Il y a exactement cent ans, le 3 octobre 1911, les forces italiennes avaient commencé le bombardement naval de Tripoli comme partie intégrante de l’annexion des provinces ottomanes de Tripolitanie, du Fezzan et de la Cyrénaïque, qui constituent la Libye d’aujourd’hui. La campagne d’Italie se développa rapidement d’un assaut contre les forces militaires ottomanes en une campagne d’opérations de représailles et de massacres aveugles contre la population locale qui s’était soulevée contre les forces coloniales. La guerre italo-turque, qui s’était terminée en octobre 1912, s’était caractérisée par l’utilisation unilatérale de la technologie militaire moderne, dont les premiers vols aériens de reconnaissance et les raids de bombardement du monde.

Lénine avait décrit cette guerre comme une « boucherie perfectionnée et 'civilisée' ».

Pour décrire ce qui se passe en Libye aujourd'hui, il n’est pas nécessaire de changer un seul mot.
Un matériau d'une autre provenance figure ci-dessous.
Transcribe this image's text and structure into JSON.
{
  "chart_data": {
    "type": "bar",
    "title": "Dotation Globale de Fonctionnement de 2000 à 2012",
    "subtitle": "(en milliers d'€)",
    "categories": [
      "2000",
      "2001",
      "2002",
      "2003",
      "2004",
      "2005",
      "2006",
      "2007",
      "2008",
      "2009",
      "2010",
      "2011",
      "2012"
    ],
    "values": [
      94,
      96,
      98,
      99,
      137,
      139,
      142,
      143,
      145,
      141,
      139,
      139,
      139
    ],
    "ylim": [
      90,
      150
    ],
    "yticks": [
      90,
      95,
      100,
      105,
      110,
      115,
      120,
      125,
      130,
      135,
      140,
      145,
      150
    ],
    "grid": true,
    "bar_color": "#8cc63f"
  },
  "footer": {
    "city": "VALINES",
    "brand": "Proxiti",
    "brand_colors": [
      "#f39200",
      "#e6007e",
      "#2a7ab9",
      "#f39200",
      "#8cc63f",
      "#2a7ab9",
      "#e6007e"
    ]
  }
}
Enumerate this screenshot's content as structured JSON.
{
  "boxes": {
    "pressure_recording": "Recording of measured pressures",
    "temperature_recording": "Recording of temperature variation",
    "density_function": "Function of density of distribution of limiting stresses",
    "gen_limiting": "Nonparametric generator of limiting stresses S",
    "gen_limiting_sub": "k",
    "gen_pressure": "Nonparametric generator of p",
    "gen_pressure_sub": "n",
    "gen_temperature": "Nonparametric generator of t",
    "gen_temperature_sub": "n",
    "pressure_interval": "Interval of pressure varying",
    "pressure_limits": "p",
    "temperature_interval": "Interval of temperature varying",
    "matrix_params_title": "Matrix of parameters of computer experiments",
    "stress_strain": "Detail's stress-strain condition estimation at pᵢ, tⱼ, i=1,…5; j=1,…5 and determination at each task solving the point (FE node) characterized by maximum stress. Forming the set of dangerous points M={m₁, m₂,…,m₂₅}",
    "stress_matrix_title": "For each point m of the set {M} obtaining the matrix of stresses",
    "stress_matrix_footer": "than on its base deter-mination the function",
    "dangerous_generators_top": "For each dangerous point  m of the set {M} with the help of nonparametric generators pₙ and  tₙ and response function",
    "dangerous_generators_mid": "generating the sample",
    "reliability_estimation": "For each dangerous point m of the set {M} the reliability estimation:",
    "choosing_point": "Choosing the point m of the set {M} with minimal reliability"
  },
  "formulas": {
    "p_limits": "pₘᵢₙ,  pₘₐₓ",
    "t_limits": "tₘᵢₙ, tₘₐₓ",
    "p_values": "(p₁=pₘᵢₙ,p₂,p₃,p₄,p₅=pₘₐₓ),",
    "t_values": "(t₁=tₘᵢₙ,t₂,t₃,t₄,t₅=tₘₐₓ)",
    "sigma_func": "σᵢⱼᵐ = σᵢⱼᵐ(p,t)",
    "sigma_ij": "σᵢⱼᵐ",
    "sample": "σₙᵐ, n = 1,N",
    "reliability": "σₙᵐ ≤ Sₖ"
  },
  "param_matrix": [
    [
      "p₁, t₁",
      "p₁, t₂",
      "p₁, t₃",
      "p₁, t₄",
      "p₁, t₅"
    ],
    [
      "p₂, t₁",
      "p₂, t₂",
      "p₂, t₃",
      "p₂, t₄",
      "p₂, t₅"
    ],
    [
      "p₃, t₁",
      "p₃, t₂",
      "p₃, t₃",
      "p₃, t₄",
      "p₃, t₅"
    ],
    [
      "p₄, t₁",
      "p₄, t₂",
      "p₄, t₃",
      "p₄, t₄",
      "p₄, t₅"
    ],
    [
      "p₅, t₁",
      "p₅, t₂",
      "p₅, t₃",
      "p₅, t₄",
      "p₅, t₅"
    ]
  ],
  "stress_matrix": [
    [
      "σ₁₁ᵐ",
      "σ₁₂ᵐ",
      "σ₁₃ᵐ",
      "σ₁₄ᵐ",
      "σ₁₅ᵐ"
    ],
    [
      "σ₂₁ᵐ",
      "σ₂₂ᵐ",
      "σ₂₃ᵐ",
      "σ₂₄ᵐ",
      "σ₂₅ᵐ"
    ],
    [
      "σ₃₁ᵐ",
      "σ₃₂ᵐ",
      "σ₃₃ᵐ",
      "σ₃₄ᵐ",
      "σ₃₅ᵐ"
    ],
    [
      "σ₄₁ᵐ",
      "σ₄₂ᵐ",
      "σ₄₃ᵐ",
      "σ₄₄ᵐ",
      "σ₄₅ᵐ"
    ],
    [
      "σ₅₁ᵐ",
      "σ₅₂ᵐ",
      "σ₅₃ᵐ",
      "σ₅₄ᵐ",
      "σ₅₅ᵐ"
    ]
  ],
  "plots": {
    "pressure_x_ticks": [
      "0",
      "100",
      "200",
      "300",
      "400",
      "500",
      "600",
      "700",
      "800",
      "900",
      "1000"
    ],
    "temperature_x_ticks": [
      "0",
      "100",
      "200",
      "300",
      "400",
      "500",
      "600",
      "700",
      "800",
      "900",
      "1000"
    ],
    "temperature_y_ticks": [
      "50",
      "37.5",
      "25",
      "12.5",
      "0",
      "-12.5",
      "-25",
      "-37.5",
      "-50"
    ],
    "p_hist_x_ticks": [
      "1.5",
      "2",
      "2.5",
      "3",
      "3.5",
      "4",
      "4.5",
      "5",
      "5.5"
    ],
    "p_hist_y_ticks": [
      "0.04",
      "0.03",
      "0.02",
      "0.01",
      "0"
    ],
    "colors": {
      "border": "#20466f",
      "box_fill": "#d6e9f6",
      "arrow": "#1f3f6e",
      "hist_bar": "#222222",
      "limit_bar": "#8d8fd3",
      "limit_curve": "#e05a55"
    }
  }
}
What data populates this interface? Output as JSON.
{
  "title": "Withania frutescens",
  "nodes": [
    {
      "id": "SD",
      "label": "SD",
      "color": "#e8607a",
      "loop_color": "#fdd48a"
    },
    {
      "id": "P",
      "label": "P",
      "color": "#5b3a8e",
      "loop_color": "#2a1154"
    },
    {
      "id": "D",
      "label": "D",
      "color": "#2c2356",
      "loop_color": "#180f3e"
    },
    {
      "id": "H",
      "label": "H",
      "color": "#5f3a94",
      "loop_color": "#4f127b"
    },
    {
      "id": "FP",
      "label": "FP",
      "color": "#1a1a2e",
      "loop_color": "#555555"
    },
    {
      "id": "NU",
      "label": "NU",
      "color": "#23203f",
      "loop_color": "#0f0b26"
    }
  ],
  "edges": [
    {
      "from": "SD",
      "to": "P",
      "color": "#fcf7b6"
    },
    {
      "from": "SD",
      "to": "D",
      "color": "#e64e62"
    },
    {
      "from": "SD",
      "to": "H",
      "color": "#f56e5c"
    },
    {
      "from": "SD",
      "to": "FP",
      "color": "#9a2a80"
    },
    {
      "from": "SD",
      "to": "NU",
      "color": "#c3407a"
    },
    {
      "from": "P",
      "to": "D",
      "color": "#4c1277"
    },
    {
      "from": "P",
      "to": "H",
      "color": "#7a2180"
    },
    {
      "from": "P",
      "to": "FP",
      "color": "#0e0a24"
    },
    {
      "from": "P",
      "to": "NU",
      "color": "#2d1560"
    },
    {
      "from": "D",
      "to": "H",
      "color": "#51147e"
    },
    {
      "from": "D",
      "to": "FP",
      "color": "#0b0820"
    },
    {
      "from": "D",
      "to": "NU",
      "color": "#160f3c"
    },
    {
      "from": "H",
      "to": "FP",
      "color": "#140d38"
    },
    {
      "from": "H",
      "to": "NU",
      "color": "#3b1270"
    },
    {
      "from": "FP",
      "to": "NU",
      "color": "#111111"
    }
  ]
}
La réémergence au vingt-et-unième siècle d’opérations ouvertement de type colonial est une expression de l’aggravation de la crise de l’ordre capitaliste mondial. L’élite dirigeante américaine cherche désespérément à utiliser sa domination militaire comme moyen de compenser l'érosion rapide de sa position économique. Dans le même temps, les puissances impérialistes européennes y voient une occasion de reconquérir l’influence perdue dans leurs anciennes colonies par l’ouverture de nouveaux marchés d’exportation et en s’assurant l’accès à des ressources naturelles lucratives.

Avant même que les combats s’achèvent, divers politiciens et agents patronaux qui les accompagnent venus des Etats-Unis et d’Europe se sont rués vers Tripoli. Tous se querellent pour sauvegarder leur part, surtout des énormes réserves pétrolières du pays nord-africain, que l’ambassadeur américain sur place a récemment qualifiées de « joyau de la couronne » libyenne.

Tout comme durant la période d’avant 1914, l’humanité est confrontée à une plongée dans la barbarie. Une lutte contre la guerre et le militarisme requiert la construction d’un mouvement politique de la classe ouvrière, qui soit indépendant et fondé sur un programme socialiste et internationaliste pour l’abolition du système de profit.